Presseerklärung: Schatzmeister von CSU und FDP akzeptieren illegale Parteispenden
Journalisten tarnten sich als spendierfreudige Bauunternehmer
Spendenexperten sprechen von "krimineller Energie der Schatzmeister"
SPD und Grüne in Bayern lehnen Spendenangebot ab
Einige Partei-Schatzmeister haben offenbar - allen Beteuerungen zum Trotz - auch aktuell keine Skrupel, illegale Spenden für ihre Parteien zu akquirieren. Das belegen Recherchen von zwei Journalisten, die das ARD-Magazin Panorama in seiner heutigen Ausgabe präsentiert. Getarnt als angebliche Bauunternehmer, hatten sie den Schatzmeistern aller Parteien in Bayern eine Spende von 30.000 ¿ angeboten. Ihre Bedingung: Sie wollten anonym bleiben, dürften nicht in den Rechenschaftsberichten der jeweiligen Parteien auftauchen. Die Schatzmeister von SPD und Grünen lehnten deshalb dieses Angebot ab. Denn schließlich sei diese geforderte Anonymität nur unter Missachtung von bestehenden Gesetzen möglich.
Die Schatzmeister von CSU und FDP, Adolf Dinglreiter und Klaus von Lindeiner, hatten offenbar keine Bedenken. Sie trafen sich zu Gesprächen mit den angeblichen Spendern im Münchner Hotel "Vier Jahreszeiten". Die Zusammenkunft wurde mit versteckten Kameras im Bild festgehalten. Zusätzlich wurden die Gesprächsinhalte in Gedächtnisprotokollen dokumentiert, deren Richtigkeit die beiden Journalisten mit eidesstattlichen Erklärungen untermauern.
Beide Schatzmeister konnten sich eine sogenannte "Stückelung" der Spenden in Einzelbeträge sehr gut vorstellen, um unter die gesetzlich fest geschriebene Veröffentlichungsgrenze von 10.000 ¿ zu kommen. Nach übereinstimmender Ansicht von Parteispenden-Experten ein ganz klarer Gesetzesbruch, der im aktuellen Parteiengesetz mit einer Freiheitsstrafe von bis zu drei Jahren bedroht ist.
Doch die beiden Schatzmeister hatten noch andere illegale Vorschläge: Die Bauunternehmer sollten die Spende nicht als Betriebsspenden, sondern als Privatspenden - aufgeteilt auf Ehefrau und Kinder - deklarieren.
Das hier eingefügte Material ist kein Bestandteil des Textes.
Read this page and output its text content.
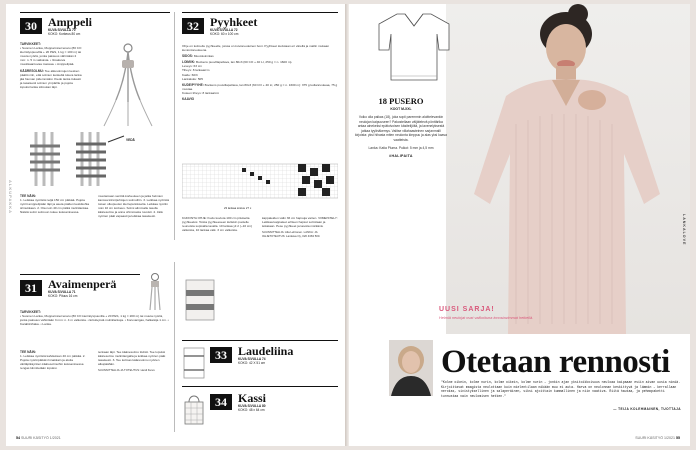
ALKUPAKKA
30 Amppeli
KUVA SIVULLA 70
KOKO: Korkeus 80 cm

TARVIKKEET:
• Suomen Lanka, Moppari-kierrenaru (80 CO kierrätyspuuvilla + 20 PES, 1 kg = 100 m) tai muuta nyöriä, jonka paksuus vähintään 2 mm: n. 5 m valkoista. • Ilmakuiva muokkaantuvaa massaa. • Amppelipää.

KÄÄRESOLMU: Tee alkusolmujen kesken päättö niin, että solmun keskeltä tuleva lanka jää hieman pidemmäksi. Kiedo lanka tiukasti ja tasaisesti solmun ympärille ja pujota lopuksi lanka silmukan läpi.

VEDÄ

TEE NÄIN:
1. Leikkaa nyöristä neljä 150 cm pätkää. Pujota nyörit amppelipään läpi ja aseta päiden keskikohta silmukkaan. 2. Ota noin 40 cm pätkä mulinilankaa. Näistä solmi solmuun tukee kokoamisessa.

muotamaan senttiä korkeuteen ja jatka helmien kanssa kiinnipuhtojen solmuihin. 3. Leikkaa nyöristä toisen ulkopuolen kierrepuitokselta. Leikkaa nyöriin noin 10 cm korkeus. Solmi alimmalle tasolle kääresolmu ja anna ohimmasta ruuvisti. 4. Jätä nyörien päät vapaasti ja leikkaa tasaisesti.

31 Avaimenperä
KUVA SIVULLA 71
KOKO: Pituus 16 cm

TARVIKKEET:
• Suomen Lanka, Moppari-kierrenaru (80 CO kierrätyspuuvilla + 20 PES, 1 kg = 200 m) tai muuta nyöriä, jonka paksuus vähintään 3 mm: n. 4 m valkoista. • Erisävyisiä mulinilankoja. • Koruvanigas, halkaisija 1 cm. • Karabiinihaka. • Lanka.

TEE NÄIN:
1. Leikkaa nyöristä kahdeksan 40 cm pätkää. 2. Pujota nyörinpätkät rinnakkain ja aloita väriläpikäyntien kääresolmuihin kokoamisessa rengas kiinnitetään lopuksi.

tenkaan läpi. Tee käänesolmu tiiviisti. Tee lopuksi kääresolmu mulinilangalla ja leikkaa nyörien päät tasaisesti. 3. Tee kolmas kääresolmu nyörien alkupäähän.

SUUNNITTELIJA JA TOTEUTUS: Heidi Kuivu

32 Pyyhkeet
KUVA SIVULLA 72
KOKO: 60 x 100 cm

Ohje on kolmelle pyyhkeelle, joissa on kuvioneuleinen boni. Pyyhkeet kudotaan eri värellä ja mallin mukaan kuviontoneuleena.

SIDOS: Muotoloimikas

LOIMI/K: Bockens puuvillapellava, lan 80x3 (60 CO + 40 LI, 250 g = n. 1600 m).
Leveys: 63 cm
Tiheys: 8 lankaa/cm
Kaide: 60/3
Lankaluku: 505

KUDE/PYYHE: Bockens puuvillapellava, lan 80x3 (60 CO + 40 LI, 250 g = n. 1600 m): 375 g kullanruskeaa, 75 g mustaa.
Kuteen tiheys: 8 lankaa/cm

KAAVIO

23 lankaa toistuu 27 x

KUDONTA OHJE: Kudo kuviota 100 cm pituiselta pyyhkeeksi. Toista pyyhkeeseen kullekin puolelle reunoista sopivalla tavalla. 10 lankaa yli 2 (~10 cm) valkoista, 10 lankaa valk. 3 cm valkoista.

kappaleiden välin 36 cm hapsuja varten. VIIMEISTELY: Leikkaa kappaleet erilleen hapsut solmitaan ja leikataan. Pese pyyhkeet ja tasoita märkänä.

SUUNNITTELIJA: Aila Lehtonen. LANKA: JA OHJETOTEUTUS: Lankava Oy, 020 4363 500.

33 Laudeliina
KUVA SIVULLA 74
KOKO: 42 X 51 cm
34 Kassi
KUVA SIVULLA 80
KOKO: 48 x 64 cm
54 SUURI KÄSITYÖ 1/2021
LANKALOVE
18 PUSERO
KOOT M-XXL
Voiko olla paikas (18), joka sopii paremmin aloittelevankin neulojan kaipuuseen? Pakostellaan väljätelevä pönttärika antaa ainekeksi epätoivoisen käsitelijöitä, ja lavenelyksestä jatkaa tyylinäkemys. Valitse villahaasteinen sarjanmalli kirjoista: yksi hihasta miten neulonta kieppuu ja alas yksi kaava vaatteista.
Lanka: Katia Pluma. Puikot: 5 mm ja 4,5 mm
#HALIPAITA
UUSI SARJA!
Helmiä neulojat ovat valikoituna innostavimmat hetkellä.
Otetaan rennosti
"Kolme oikein, kolme nurin, kolme oikein, kolme nurin – jonkin ajan yksitoikkoisuus neuloaa kaipaaan esiin aivan uusia nimiä. Kirjoittavat maagista neulottaan kuin mielentilaan mikään muu ei auta. Harva on neulonnan keskittyvä ja lämmin – kerrallaan nerokas, sivistyksellinen ja salaperäinen, siksi ajoittain kummallinen ja niin vaativa. Riitä hautaa, ja pehmopaketti tunnustaa vain neulomisen hetken."
— TEIJA KOLEHMAINEN, TUOTTAJA
SUURI KÄSITYÖ 1/2021 55
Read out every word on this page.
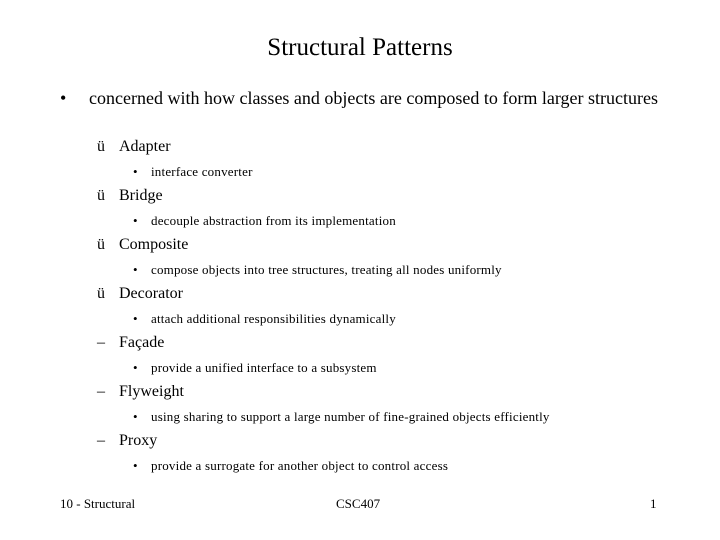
Structural Patterns
• concerned with how classes and objects are composed to form larger structures
ü Adapter
• interface converter
ü Bridge
• decouple abstraction from its implementation
ü Composite
• compose objects into tree structures, treating all nodes uniformly
ü Decorator
• attach additional responsibilities dynamically
– Façade
• provide a unified interface to a subsystem
– Flyweight
• using sharing to support a large number of fine-grained objects efficiently
– Proxy
• provide a surrogate for another object to control access
10 - Structural	CSC407	1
Der Vorteil: Die Spender könnten Teile dieser Beträge von der Steuer absetzen, die Parteien zusätzliche Steuergelder für die Spenden kassieren.
Prof. Hans-Herbert von Arnim, dem die Journalisten ihre Recherchen präsentierten, reagierte angesichts dieses Verhaltens der Schatzmeister empört: "Hier zeigt sich ein gerüttelt Maß an krimineller Energie. Man schlägt den Spendern Wege vor, um an zusätzliche Steuergelder zu kommen, um die Publikationspflicht zu vermeiden, zusätzlich noch die Aufforderung zur Steuerhinterziehung und der Betrugstatbestand. Ein unfassbarer Vorgang."
Auch der Parteienrechtler Prof. Martin Morlok äußerte gegenüber Panorama sein Unverständnis über das Verhalten der Schatzmeister: "Ich bin überrascht, dass wir nach den ganzen Parteispenden-Affären schon wieder die Bereitschaft der Parteien dokumentiert haben, dass man die Gesetze nicht beachten will."
Die Journalisten Daniel Hechler und Adrian Peter zogen gegenüber Panorama ihr Resümee als spendenfreudige Bauunternehmer: "Wenn wir als Journalisten die Pressestellen angerufen hätten, wäre uns beteuert worden, dass man sich selbstverständlich an die Gesetze halten würde. Insofern haben wir durch unsere Tarnung die Realität dokumentieren können. Überrascht hat uns aber, dass kein Schatzmeister unsere Identität überprüft oder Nachforschungen angestellt hat."